Mobile home skirting spikes imported by Roy G. Evans Co. are subject to antidumping duties on steel nails from China (A-570-909), the Commerce Department said in a scope ruling issued Nov. 5. Though Roy G. Evans, which does business as EVCO, argued that the spikes are imported under a tariff subheading not listed in the scope of the order, Commerce noted that the Harmonized Tariff Schedule numbers in the scope are not exhaustive, and that the merchandise has the physical characteristics of subject nails.
The Commerce Department wants another chance to consider a countervailing duty review after it learned more about the alleged benefit conferred to the respondent, the Department of Justice said in an unopposed remand motion filed Nov. 8 at the Court of International Trade. In particular, Commerce wants to reconsider a South Korean government program relating to the payments of sewerage fees that allegedly gave respondent Hyundai Steel Co.a countervailable benefit (Hyundai Steel Company v. U.S., CIT #21-00012).
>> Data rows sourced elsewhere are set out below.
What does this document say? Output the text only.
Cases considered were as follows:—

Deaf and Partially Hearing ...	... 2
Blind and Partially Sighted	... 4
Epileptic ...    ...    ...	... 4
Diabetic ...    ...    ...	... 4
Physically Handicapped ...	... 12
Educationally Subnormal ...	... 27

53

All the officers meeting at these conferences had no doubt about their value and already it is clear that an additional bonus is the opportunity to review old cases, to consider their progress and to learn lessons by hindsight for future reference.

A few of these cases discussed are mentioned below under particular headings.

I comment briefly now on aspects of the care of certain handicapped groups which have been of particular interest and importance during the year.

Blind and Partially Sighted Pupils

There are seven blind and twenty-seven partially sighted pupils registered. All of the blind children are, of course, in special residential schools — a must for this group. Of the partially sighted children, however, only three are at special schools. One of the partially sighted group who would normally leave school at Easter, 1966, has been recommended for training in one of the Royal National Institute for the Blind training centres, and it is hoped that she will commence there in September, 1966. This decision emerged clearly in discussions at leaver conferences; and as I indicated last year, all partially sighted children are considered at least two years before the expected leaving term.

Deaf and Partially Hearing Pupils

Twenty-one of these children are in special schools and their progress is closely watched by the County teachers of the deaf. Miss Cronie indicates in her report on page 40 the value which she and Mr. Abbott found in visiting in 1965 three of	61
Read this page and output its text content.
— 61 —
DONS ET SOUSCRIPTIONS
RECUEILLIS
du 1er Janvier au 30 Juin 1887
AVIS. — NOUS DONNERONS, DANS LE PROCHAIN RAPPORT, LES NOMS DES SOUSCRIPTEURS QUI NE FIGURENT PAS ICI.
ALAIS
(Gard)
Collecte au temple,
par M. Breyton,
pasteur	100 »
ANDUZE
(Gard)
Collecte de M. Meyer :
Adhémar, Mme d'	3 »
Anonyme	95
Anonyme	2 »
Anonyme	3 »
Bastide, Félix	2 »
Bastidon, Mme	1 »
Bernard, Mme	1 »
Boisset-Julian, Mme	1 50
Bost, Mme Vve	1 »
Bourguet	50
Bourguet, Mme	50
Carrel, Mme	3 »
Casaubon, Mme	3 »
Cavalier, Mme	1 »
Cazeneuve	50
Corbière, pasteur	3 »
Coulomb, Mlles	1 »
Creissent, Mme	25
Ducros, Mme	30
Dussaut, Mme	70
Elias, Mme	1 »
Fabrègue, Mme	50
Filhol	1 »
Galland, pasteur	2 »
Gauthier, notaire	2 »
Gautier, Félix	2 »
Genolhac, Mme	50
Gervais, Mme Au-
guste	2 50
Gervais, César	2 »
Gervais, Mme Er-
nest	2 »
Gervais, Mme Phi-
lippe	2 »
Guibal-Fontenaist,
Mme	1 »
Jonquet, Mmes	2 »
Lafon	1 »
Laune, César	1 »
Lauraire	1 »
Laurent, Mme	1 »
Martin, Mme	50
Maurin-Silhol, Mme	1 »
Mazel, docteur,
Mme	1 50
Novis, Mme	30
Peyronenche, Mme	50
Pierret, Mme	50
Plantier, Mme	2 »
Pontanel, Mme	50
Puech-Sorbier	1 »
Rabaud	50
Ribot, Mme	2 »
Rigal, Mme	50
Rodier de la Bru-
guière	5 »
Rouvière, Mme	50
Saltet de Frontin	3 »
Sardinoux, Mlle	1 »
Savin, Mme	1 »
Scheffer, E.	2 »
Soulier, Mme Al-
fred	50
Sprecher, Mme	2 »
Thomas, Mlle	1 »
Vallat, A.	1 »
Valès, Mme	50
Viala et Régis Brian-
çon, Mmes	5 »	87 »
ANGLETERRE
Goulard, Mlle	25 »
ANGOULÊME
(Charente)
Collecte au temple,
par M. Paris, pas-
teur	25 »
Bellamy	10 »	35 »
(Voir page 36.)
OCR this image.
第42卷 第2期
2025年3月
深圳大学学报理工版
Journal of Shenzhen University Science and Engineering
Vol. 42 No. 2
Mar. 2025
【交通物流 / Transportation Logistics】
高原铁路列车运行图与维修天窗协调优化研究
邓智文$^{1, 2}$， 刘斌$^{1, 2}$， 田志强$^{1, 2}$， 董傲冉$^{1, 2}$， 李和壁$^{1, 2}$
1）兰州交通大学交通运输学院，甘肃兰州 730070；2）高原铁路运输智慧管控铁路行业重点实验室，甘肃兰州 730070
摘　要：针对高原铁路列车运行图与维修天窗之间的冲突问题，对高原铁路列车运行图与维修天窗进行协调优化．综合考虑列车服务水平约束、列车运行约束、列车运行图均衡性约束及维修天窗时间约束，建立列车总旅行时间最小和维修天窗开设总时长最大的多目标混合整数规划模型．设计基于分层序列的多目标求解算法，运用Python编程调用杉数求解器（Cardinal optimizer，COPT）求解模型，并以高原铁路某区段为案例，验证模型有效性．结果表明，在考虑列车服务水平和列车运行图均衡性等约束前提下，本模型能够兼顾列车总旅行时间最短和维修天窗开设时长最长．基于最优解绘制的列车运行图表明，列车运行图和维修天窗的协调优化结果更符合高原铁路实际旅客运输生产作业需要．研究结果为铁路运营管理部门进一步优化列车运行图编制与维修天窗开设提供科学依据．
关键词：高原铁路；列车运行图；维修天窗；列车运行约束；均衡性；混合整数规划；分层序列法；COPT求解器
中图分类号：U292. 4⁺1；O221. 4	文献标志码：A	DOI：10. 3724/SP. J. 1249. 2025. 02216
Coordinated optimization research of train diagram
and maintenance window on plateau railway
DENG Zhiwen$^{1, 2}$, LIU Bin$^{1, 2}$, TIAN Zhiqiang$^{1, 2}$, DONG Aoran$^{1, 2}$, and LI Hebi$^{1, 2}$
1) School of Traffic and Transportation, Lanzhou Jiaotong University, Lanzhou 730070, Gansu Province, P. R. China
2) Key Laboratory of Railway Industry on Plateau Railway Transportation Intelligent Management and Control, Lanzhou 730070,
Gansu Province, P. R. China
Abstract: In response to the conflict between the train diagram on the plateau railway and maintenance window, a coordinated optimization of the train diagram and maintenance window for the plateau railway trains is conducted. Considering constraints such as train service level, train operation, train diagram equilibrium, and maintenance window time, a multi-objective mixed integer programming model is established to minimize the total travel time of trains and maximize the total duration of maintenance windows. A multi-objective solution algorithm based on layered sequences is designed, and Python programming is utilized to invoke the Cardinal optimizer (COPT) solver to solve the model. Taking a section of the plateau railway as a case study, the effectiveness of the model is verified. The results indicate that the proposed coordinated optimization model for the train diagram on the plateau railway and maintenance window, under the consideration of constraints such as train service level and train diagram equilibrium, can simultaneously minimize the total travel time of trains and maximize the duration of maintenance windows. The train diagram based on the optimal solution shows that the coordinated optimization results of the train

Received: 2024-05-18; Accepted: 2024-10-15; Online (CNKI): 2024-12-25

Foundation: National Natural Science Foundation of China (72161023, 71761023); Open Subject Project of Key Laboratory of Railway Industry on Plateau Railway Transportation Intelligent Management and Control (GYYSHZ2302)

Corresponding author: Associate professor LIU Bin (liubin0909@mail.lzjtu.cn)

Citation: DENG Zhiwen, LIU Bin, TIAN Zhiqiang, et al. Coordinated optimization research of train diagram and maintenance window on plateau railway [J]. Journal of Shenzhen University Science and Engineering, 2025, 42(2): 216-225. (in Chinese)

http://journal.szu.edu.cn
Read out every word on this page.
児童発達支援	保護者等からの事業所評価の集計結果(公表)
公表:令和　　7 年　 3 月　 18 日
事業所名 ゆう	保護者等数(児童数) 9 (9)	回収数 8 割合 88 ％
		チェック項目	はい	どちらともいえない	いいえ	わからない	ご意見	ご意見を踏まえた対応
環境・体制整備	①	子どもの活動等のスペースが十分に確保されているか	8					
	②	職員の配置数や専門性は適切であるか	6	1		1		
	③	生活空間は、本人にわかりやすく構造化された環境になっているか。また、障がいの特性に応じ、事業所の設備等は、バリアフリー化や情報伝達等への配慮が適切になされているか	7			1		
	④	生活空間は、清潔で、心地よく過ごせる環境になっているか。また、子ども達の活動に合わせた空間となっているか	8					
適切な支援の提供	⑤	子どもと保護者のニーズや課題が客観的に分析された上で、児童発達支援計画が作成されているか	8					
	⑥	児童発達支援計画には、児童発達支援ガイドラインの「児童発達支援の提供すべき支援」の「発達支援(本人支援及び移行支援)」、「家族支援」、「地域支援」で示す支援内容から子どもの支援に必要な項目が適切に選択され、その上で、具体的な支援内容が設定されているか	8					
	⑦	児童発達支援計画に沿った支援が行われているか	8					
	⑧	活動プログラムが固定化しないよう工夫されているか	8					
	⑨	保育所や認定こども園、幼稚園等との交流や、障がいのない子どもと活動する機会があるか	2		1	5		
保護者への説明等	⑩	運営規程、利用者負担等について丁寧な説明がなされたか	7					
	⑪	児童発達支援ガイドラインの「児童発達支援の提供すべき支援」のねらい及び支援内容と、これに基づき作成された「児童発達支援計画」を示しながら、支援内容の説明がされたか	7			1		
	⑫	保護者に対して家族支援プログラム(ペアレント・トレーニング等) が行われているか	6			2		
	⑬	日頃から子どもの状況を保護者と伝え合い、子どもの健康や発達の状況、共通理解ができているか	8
Antidumping duty investigation respondent Hyundai Steel Co.'s arguments against the Commerce Department's particular market situation finding for South Korean hot-rolled coil cannot be considered because they don't apply to Hyundai, the Department of Justice told the Court of International Trade in a Nov. 8 brief. Even if the court were to consider Hyundai's arguments on this issue, nothing in the court's latest opinion in the case precludes Commerce from finding a PMS, the brief said. Rather, CIT only took issue with Commerce's application of the PMS finding.